12“ Schallplattencover für Bands, die es nicht gibt
Ausstellungsdokumentation. Nach einem Konzept von Lutz Bielefeldt & Manuel Zauner, 2017

Teil der Faszination, die die 12“ Vinylscheibe umgibt, ist das quadratische Albumcover. In ihrer Blütezeit wurde die LP zum Gesamtkunstwerk und nicht selten zum legendären Sehnsuchtsobjekt für Fans und Liebhaber. Doch was, wenn nicht Musiker und Designer Cover gestalten, sondern umgekehrt Künstler Album und Band frei erfinden? Bild und Bildtitel werden zum Eldorado für Bands aus einem anderen Universum. Die LP-Cover sind echt, Musik und Musiker, die sie abbilden, sind fiktiv – noch.

Vol.I
November / Dezember 2017

Fake Covers startete im November 2017 mit 36 Künstler*innen im Kulturraum Spitzer in Wien. Sie gestalteten mehr als 60 Albumcover und erfanden die dazugehörigen Bands und Albentitel.
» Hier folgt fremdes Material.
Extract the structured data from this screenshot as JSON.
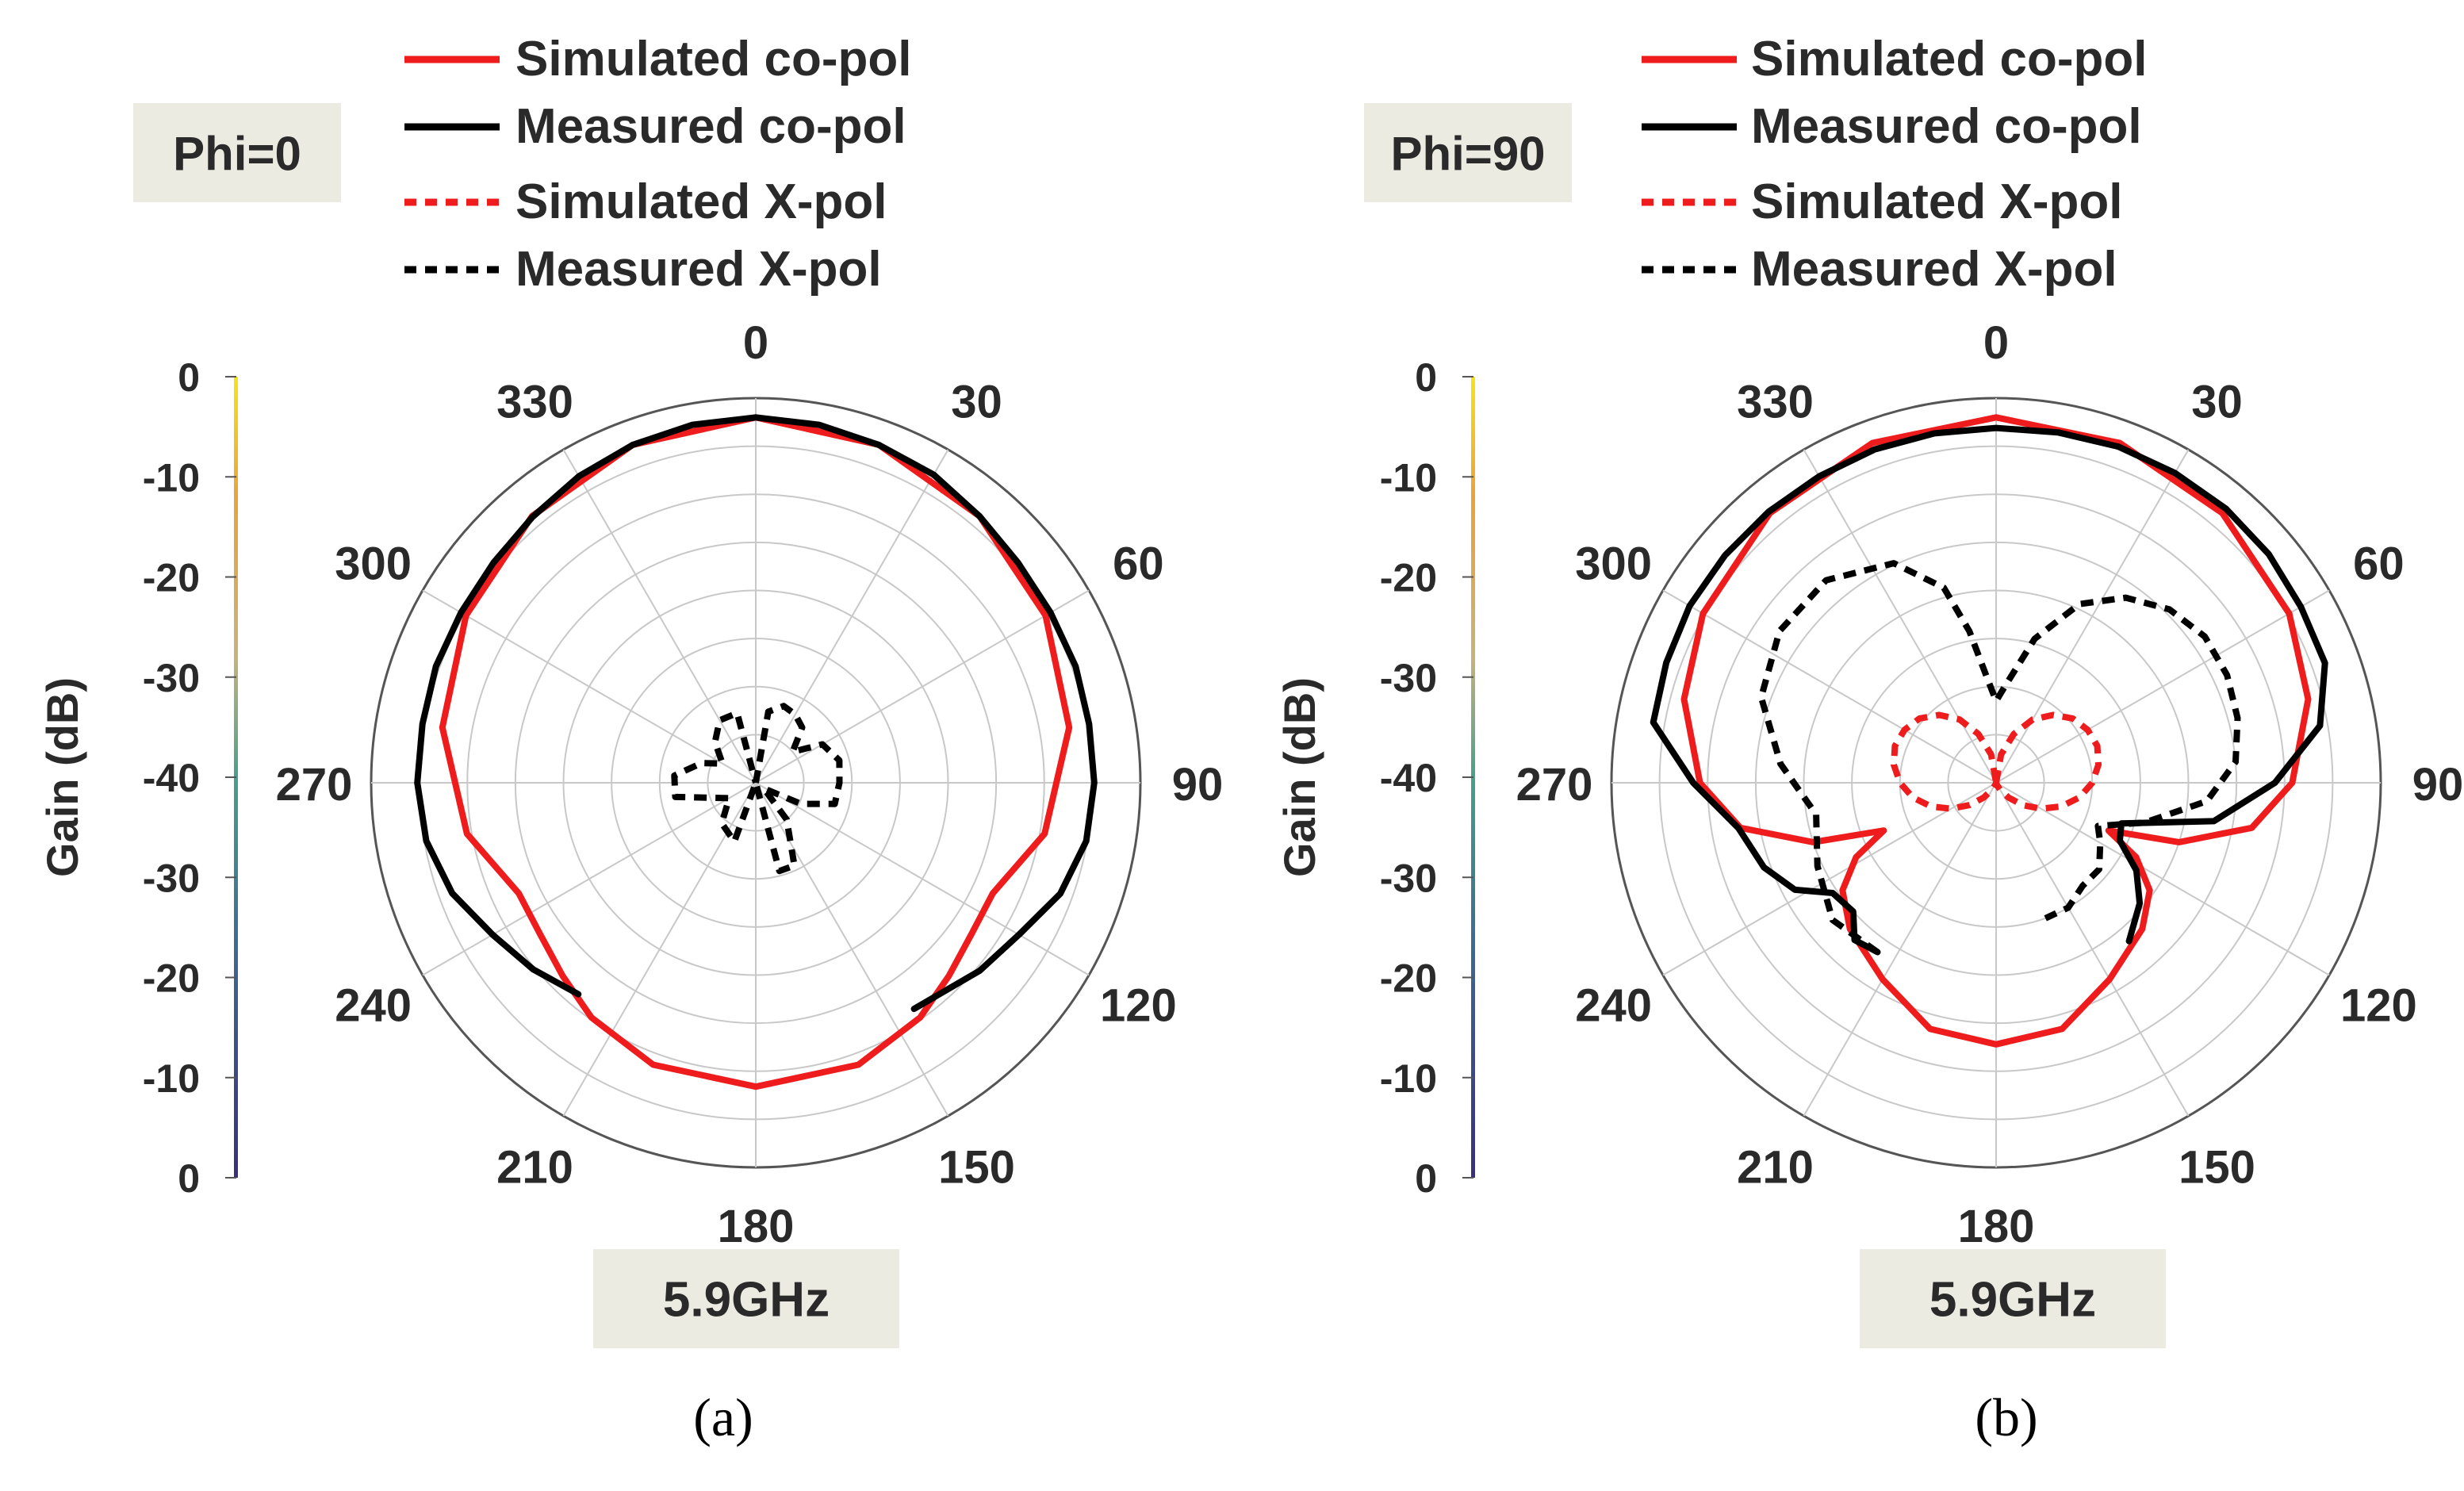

An drei Samstagabenden im November und Dezember 2017 fand im Kulturraum Spitzer, dem ehemaligen Magazin des Odeon Theaters die erste Fake Covers Ausstellung statt. Präsentiert wurden die Arbeiten in den für LPs typischen Plastikhüllen. Die Besucher konnten die Alben von der Wand nehmen, um sie wie in einem Schallplattengeschäft anzuschauen. Absicht war, die Erzählungen von Glanz und Glamour, die imaginierte Musik und die fantastischen Episoden einer fiktiven Musikgeschichte in der Vorstellung des Publikums lebendig werden zu lassen.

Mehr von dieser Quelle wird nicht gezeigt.